On version 12.5, I have a query similar to the below where I am getting rather unfortunate row estimates and a sub-optimal index choice as a result.
SELECT
id
FROM
messages
WHERE
client_id = 1234
and site_id = 889977
and message_type_id in ( 59, 62, 102, 162 )
and sent_on > NOW() - INTERVAL '3 days';
id
FROM
messages
WHERE
client_id = 1234
and site_id = 889977
and message_type_id in ( 59, 62, 102, 162 )
and sent_on > NOW() - INTERVAL '3 days';
I created extended statistics (all types) on client_id and site_id, analyzed the columns, and in pg_stats_ext.dependencies (4 = client_id, 7 = site_id) have:
{"4 => 7": 0.002997, "7 => 4": 0.896230}
When I check row estimates like below, I get results that indicate the columns are expected to be independent still.
explain SELECT id FROM messages; --889594304
explain SELECT id FROM messages where client_id = 1234; --133439
explain SELECT id FROM messages where site_id = 889977; --28800
explain SELECT id FROM messages where client_id = 1234 and site_id = 889977; --4
However, I pick a client & site ID pair which show up in the MCVs list, then I get the same estimate when querying for that site_id with or without including the client_id. That is great.
Is it reasonable to expect that if the correlation between two columns is rather high, then the optimizer might figure the columns are not independent and perhaps would give less weight to the value derived from independent column statistics? With table statistics, it is possible to set a static value or ratio for something like ndistinct. Any chance for something similar on dependency someday?

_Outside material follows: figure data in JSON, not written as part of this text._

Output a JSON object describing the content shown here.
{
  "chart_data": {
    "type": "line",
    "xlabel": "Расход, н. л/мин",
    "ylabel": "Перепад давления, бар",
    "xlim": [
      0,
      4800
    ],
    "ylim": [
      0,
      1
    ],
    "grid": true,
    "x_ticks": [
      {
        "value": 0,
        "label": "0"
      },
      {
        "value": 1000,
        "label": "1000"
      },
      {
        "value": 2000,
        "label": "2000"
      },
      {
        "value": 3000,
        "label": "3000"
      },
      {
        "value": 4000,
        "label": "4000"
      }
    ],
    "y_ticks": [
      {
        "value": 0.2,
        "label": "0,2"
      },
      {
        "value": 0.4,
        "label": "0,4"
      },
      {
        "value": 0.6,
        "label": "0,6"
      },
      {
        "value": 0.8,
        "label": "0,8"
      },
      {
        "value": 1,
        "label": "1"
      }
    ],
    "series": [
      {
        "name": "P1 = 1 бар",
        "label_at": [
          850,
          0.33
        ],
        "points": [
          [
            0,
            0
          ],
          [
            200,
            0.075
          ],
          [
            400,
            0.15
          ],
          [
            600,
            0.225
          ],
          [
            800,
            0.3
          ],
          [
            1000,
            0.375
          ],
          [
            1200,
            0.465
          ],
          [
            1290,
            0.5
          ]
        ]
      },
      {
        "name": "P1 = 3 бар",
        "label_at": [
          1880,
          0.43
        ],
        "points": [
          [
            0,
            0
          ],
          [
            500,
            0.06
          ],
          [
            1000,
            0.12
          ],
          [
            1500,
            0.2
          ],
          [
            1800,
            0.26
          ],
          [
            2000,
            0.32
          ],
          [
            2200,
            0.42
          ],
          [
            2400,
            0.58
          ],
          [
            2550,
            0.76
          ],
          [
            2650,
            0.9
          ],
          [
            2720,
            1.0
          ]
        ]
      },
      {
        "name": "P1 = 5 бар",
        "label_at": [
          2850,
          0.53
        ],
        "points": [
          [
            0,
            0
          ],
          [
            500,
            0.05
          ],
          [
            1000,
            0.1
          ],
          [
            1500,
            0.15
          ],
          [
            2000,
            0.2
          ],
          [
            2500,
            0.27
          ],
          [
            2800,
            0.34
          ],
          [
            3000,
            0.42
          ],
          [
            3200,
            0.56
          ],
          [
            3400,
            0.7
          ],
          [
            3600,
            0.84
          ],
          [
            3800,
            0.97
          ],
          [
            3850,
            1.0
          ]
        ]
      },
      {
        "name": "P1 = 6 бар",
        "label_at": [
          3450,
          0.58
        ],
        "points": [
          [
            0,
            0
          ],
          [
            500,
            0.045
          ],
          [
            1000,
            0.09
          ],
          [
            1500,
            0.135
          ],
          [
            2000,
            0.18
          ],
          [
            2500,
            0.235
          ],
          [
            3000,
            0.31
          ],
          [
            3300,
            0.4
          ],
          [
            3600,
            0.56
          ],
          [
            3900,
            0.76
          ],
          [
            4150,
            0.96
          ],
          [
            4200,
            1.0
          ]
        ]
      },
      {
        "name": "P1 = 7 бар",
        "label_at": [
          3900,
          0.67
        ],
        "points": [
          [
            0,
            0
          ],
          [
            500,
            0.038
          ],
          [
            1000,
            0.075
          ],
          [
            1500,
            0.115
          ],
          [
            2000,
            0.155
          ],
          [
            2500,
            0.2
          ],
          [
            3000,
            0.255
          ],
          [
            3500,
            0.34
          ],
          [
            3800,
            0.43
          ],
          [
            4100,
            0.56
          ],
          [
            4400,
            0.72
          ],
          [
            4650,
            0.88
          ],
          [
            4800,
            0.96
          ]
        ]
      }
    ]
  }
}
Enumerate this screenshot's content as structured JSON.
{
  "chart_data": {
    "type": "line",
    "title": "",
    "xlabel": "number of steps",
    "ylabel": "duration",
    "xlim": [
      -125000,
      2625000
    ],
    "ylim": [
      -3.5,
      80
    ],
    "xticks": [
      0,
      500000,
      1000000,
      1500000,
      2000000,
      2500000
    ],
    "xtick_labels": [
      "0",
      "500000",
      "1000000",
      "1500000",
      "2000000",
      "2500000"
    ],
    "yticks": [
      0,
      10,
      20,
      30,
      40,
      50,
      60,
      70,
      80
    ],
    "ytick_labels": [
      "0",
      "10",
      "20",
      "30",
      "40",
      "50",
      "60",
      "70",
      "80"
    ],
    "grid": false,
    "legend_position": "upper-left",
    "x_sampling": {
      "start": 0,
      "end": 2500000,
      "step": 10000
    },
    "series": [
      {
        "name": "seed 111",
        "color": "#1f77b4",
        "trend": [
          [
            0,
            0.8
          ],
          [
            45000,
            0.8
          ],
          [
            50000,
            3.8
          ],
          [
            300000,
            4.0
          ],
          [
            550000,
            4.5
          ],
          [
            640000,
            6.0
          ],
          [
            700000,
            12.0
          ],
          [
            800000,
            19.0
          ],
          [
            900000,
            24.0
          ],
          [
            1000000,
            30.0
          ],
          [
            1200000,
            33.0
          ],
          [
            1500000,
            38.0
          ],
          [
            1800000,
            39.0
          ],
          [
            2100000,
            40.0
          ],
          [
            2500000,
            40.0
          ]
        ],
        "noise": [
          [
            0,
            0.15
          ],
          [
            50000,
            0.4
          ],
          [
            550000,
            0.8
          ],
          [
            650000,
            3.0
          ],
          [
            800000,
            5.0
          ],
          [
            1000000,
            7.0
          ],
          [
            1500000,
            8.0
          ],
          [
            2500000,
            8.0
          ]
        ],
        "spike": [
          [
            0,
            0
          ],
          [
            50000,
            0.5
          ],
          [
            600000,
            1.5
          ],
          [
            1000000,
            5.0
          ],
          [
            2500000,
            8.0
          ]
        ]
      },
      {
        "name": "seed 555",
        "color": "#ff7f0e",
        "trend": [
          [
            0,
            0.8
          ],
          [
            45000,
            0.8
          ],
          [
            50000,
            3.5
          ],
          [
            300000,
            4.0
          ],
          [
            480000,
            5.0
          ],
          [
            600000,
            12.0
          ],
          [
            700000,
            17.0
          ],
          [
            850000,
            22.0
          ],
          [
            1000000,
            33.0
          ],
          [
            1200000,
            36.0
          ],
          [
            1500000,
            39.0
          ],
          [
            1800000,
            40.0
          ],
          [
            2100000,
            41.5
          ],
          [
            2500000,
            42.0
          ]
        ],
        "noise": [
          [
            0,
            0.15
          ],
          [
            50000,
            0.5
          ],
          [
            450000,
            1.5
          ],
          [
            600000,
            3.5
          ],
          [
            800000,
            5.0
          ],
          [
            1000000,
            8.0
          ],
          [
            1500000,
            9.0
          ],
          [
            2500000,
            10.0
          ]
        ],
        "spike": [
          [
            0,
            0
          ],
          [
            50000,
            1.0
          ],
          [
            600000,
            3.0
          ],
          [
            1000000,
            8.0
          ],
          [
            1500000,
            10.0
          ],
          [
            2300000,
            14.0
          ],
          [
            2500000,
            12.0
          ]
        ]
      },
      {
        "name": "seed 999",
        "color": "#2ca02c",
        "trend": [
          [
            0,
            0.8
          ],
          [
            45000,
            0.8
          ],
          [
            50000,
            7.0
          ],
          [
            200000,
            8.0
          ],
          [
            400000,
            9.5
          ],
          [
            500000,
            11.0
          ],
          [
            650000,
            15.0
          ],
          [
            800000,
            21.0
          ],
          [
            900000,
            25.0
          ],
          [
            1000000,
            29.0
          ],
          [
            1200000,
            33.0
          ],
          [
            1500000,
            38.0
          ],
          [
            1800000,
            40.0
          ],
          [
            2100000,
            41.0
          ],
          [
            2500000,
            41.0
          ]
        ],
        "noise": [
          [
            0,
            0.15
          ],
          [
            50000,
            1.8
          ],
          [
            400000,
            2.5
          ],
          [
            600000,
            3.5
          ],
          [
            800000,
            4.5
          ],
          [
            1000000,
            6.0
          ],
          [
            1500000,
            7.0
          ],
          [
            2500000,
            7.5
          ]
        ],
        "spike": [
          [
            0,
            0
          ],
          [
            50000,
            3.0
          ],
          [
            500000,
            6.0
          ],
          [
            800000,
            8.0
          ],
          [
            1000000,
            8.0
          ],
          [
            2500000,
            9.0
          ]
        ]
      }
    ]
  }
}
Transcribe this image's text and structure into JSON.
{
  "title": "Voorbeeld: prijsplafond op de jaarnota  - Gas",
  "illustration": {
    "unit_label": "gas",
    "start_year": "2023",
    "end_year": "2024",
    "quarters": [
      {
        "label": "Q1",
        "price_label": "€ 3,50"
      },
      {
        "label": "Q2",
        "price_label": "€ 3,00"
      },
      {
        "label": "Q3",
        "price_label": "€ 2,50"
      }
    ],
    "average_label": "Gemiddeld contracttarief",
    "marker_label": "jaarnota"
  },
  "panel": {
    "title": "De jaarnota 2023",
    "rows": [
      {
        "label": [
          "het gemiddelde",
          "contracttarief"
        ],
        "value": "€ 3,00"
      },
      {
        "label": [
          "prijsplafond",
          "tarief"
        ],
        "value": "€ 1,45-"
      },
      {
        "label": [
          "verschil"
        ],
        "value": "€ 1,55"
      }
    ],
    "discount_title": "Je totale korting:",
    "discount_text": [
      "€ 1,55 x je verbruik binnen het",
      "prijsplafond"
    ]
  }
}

Perhaps I am expecting too much or have a poor understanding of what extended statistics can or someday might do. I deal with under estimates from correlations between client_id and sites or other similar dependent objects a fair bit and am hopeful to resolve some of those planning problems with extended stats, without the maintenance overhead of migrating everything to a single client per database to get more specific statistics.